Covid-19 ‘Delta’ variant much worse than government stats – Gift of the Givers

Gift of the Givers founder, Dr Imtiaz Sooliman, has warned that government statistics do not reflect the real impact that the new Covid-19 Delta variant is having on South Africa.

“The situation is far worse than we understand,” he said. “A large number of patients, anything from 50% to 90% refuse to test.

“These are related to economic challenges, stigma, and anxiety associated with a positive result.

“Laboratory ‘hopping’ is a [another] new phenomenon among those who test positive, repeating it at other facilities in the hope that the initial result was incorrect.”

As of Saturday, the Department of Health reported 17 958 new cases of the coronavirus, which represents a positivity rate of 25.6%.

A further 157 Covid-19-related deaths have been reported, bringing total the total number of fatalities to 59 778.

Sooliman is appealing to every person in SA to be responsible and protect the country’s fragile healthcare system.

The current Covid-19 crisis has left both private and public hospitals in Gauteng filled to capacity.

“There is neither space nor sufficient oxygen points at emergency departments,” Sooliman said.

“Oxygen concentrators are in critical short supply as patients opt for home-based care, as an alternative means of survival and out of fear, anxiety and loneliness associated with hospital admission.

“The shortage of nurses, general practitioners and specialists, from various disciplines, compounds an already fragile health system.”

Sooliman, whose Pietermartizburg-based organisation has been providing water and equipment for hospitals in Gauteng, believes that the adage, ‘prevention is better than cure’, has never been more relevant.

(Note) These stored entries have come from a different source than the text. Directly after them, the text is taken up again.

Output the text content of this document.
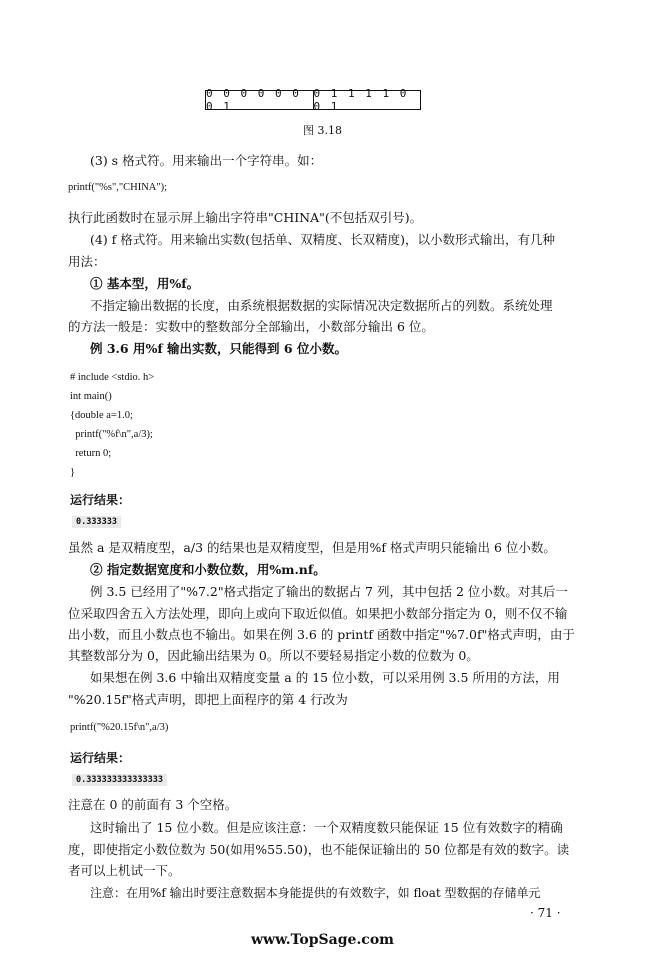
0 0 0 0 0 0 0 1
0 1 1 1 1 0 0 1
图 3.18
(3) s 格式符。用来输出一个字符串。如：
printf("%s","CHINA");
执行此函数时在显示屏上输出字符串"CHINA"(不包括双引号)。
(4) f 格式符。用来输出实数(包括单、双精度、长双精度)，以小数形式输出，有几种
用法：
① 基本型，用%f。
不指定输出数据的长度，由系统根据数据的实际情况决定数据所占的列数。系统处理
的方法一般是：实数中的整数部分全部输出，小数部分输出 6 位。
例 3.6 用%f 输出实数，只能得到 6 位小数。
# include <stdio. h>
int main()
{double a=1.0;
printf("%f\n",a/3);
return 0;
}
运行结果：
0.333333
虽然 a 是双精度型，a/3 的结果也是双精度型，但是用%f 格式声明只能输出 6 位小数。
② 指定数据宽度和小数位数，用%m.nf。
例 3.5 已经用了"%7.2"格式指定了输出的数据占 7 列，其中包括 2 位小数。对其后一
位采取四舍五入方法处理，即向上或向下取近似值。如果把小数部分指定为 0，则不仅不输
出小数，而且小数点也不输出。如果在例 3.6 的 printf 函数中指定"%7.0f"格式声明，由于
其整数部分为 0，因此输出结果为 0。所以不要轻易指定小数的位数为 0。
如果想在例 3.6 中输出双精度变量 a 的 15 位小数，可以采用例 3.5 所用的方法，用
"%20.15f"格式声明，即把上面程序的第 4 行改为
printf("%20.15f\n",a/3)
运行结果：
0.333333333333333
注意在 0 的前面有 3 个空格。
这时输出了 15 位小数。但是应该注意：一个双精度数只能保证 15 位有效数字的精确
度，即使指定小数位数为 50(如用%55.50)，也不能保证输出的 50 位都是有效的数字。读
者可以上机试一下。
注意：在用%f 输出时要注意数据本身能提供的有效数字，如 float 型数据的存储单元
· 71 ·
www.TopSage.com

“Responsible citizenry among all 60 million in this country is key,” he added. “The sacrifice being requested is minimal and temporary for a sublime purpose: the saving of life, which in essence could be that of your spouse, child, parent, neighbour, teacher, health care worker or fellow South African.

“The greater the compliance, the faster the wave passes, as the virus loses a transport medium and attachment to a new host to mutate further.

“The more they mutate, the greater the need to modify vaccines.”

Sooliman has advised people to avoid travelling to and from Gauteng, the epicentre of the third wave of the coronavirus, or any other infected area, except for emergency.

“Halt all family visits, baby showers, parties, weddings, irrespective whether five or 50 are in attendance. Just postpone, it’s temporary,” he added.

“Avoid alcohol or any intoxicating substance that will impair judgement or mindfulness.

“It takes a small slip and Delta [variant] will strike with devastating effect.

“This strain is highly virulent, rapidly transmissible and deadly, targeting all ages including babies, the superfit, the vaccinated and even those that have no co-morbidities.”

Sooliman also advises people to shop responsibly, keep a safe distance, avoid congestion, mask and sanitise. They should also ensure they have good ventilation at home, in the car and at the work place.

Restaurants and eating places also need to ensure good ventilation or to encourage outdoor dining. This would protect both lives and livelihoods, he added.

Healthcare workers should take precautions in congested and poorly ventilated tea and rest facilities at hospitals; and visits to bereaved families and numbers at funerals have to be restricted.

“This behaviour is totally foreign to our nature as compassionate, family oriented social beings, but ironically it is compassionate in its own right as it protects other family members from succumbing,” Sooliman said.

“We’ve experienced situations where up to 18 family members are infected in one house and where three or more family members, including couples, pass on within days of each other.

“Preventing heartache and grief, largely and practically is in our own hands through responsible citizenry.”

Even those, who have had a vaccine need to take precautions, Sooliman said, saying often people take greater risks if they feel protected.

“In the case of vaccination it is the mistaken belief that having been vaccinated protects the individual against getting infected and prevents transmission to others. All precautions as for the non-vaccinated apply,” he added.